Lamelee Iron Ore Ltd.

July 23, 2014 17:16 ET

Lamelee Files a Final Short Form Prospectus

MONTREAL, QUEBEC--(Marketwired - July 24, 2014) -


Lamêlée Iron Ore Ltd. ("Lamêlée" or the "Corporation") (TSX VENTURE:LIR) is pleased to announce that it has filed on July 22, 2014 a final short form prospectus with the securities regulatory authorities in the Provinces of British Columbia, Alberta, Manitoba, Ontario and Quebec in connection with a best efforts offering for a new issue of units ("Units") and flow-through common shares (the "FT Shares") in the capital of Lamêlée (the "Offering"). Pursuant to the Offering, the Corporation intends to issue up to 46,153,846 Units or 40,000,000 FT Shares, or a combination of both, for gross proceeds of up to $6,000,000.

Each Unit has an issue price of $0.13 per Unit and is comprised of one common share of the Corporation and one half of one common share purchase warrant (each whole warrant, a "Warrant"). Each Warrant shall entitle the holder thereof to acquire one common share of the Corporation, for a period of eighteen (18) months at an exercise price of $0.19. As for the FT Shares, they will have an issue price of $0.15.

Pursuant to an Agency Agreement dated July 22, 2014, the Corporation has retained Secutor Capital Management Corporation (the "Agent") as lead agent and sole bookrunner for the Offering.

The Corporation has granted the Agent an option (the "Over-Allotment Option") to cover over-allotments and for market stabilization purposes, exercisable in whole or in part, until the date that is 30 days after the date of closing of the Offering, to sell up to 6,923,076 additional Units at a price of $0.13 per Unit or 6,000,000 FT Shares at a price of $0.15 per FT Share, or a combination of both, for additional gross proceeds to the Corporation of up to approximately $900,000.

The Corporation shall issue to the Agent, compensation options that will entitle it to purchase that number of common shares of the Corporation equal to 6% of the Units and FT Shares purchased under the Offering, including pursuant to the exercise, if any, of the Over-Allotment Option, at $0.15 per common share and for a period of 18 months following the closing date of the Offering.

The Corporation intends to use proceeds from the sale of Units under the Offering for working capital and for exploration expenses on the project of the Lac Lamêlée south iron property in the Province of Quebec (the "Exploration Expenses"). Proceeds from the FT Share offering will be solely used by the Corporation for Exploration Expenses.
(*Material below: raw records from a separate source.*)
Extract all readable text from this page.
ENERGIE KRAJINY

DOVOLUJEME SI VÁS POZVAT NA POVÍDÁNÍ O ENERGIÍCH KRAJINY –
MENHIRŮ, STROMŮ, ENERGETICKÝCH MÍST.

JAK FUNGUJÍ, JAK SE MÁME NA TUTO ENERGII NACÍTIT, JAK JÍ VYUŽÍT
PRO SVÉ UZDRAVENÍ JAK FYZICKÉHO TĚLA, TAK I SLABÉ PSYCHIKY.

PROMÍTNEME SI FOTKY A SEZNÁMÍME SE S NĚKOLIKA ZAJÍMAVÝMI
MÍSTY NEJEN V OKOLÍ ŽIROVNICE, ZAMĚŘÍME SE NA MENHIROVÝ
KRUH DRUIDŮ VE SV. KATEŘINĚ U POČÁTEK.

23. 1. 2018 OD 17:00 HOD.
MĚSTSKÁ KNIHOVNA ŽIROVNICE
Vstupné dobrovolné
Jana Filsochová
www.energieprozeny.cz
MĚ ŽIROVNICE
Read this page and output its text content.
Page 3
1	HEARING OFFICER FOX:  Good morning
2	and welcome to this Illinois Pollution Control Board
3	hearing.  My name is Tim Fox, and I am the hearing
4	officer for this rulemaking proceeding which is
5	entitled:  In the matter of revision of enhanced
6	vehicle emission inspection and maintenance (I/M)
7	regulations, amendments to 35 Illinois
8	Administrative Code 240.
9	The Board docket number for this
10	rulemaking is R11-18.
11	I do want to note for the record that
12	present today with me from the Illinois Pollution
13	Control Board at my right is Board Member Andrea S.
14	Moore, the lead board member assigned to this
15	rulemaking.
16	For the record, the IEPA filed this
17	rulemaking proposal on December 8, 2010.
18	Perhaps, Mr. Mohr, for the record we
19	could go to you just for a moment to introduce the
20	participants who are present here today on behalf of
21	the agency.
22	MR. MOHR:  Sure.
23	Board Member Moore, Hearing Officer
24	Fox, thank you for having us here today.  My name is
The closing of the Offering is expected to occur on or about July 30, 2014, or on such other date as the Corporation and the Agent may agree, but in any event no later than the 90th day after July 22, 2014. The Offering is subject to customary conditions and regulatory approval, including that of the TSX Venture Exchange.

The securities offered under the Offering have not been and will not be registered under the United States Securities Act of 1933, as amended (the "1933 Act"), or any state securities laws of the United States. Accordingly, these securities will not be offered or sold to persons within the United States unless an exemption from the registration requirements of the 1933 Act and applicable state securities laws is available.

This news release does not constitute an offer to sell or a solicitation of an offer to buy any of the securities described herein.

About Lamêlée Iron Ore Ltd.

The Corporation is a new iron ore mineral exploration company focused on the development of an iron mine project located in the southern segment of the Labrador Trough near the border with Newfoundland and Labrador, approximately 50 km south of the city of Fermont (Quebec). The project consists of 29 mineral claims covering 1,524 hectares or 15 km2. The common shares are listed on the TSX-V under the symbol "LIR". In December 2013, the Corporation acquired 100% of Fancamp Exploration's Lac Lamêlée South Iron Project located in the Fermont Mining District of northeastern Quebec, subject to a 1.5% Net Smelter Returns royalty, of which 0.5% is subject to a buy-back by the Corporation for $1.5 million.

Information set forth in this news release may contain forward-looking statements that are based on assumptions as of the date of this news release. These statements reflect management's current estimates, beliefs, intentions and expectations. They are no guarantees of future performance. Lamêlée cautions that all forward-looking statements are inherently uncertain and that actual performance may be affected by a number of material factors, many of which are beyond Lamêlée's control. Except as required under applicable securities legislation, Lamêlée undertakes no obligation to publicly update or revise forward-looking information.

Not for release or distribution in the United States or for dissemination to US Newswire Services.

Neither TSX Venture Exchange nor its Regulation Services Provider (as that term is defined in the policies of the TSX Venture Exchange) accepts responsibility for the adequacy or accuracy of this release.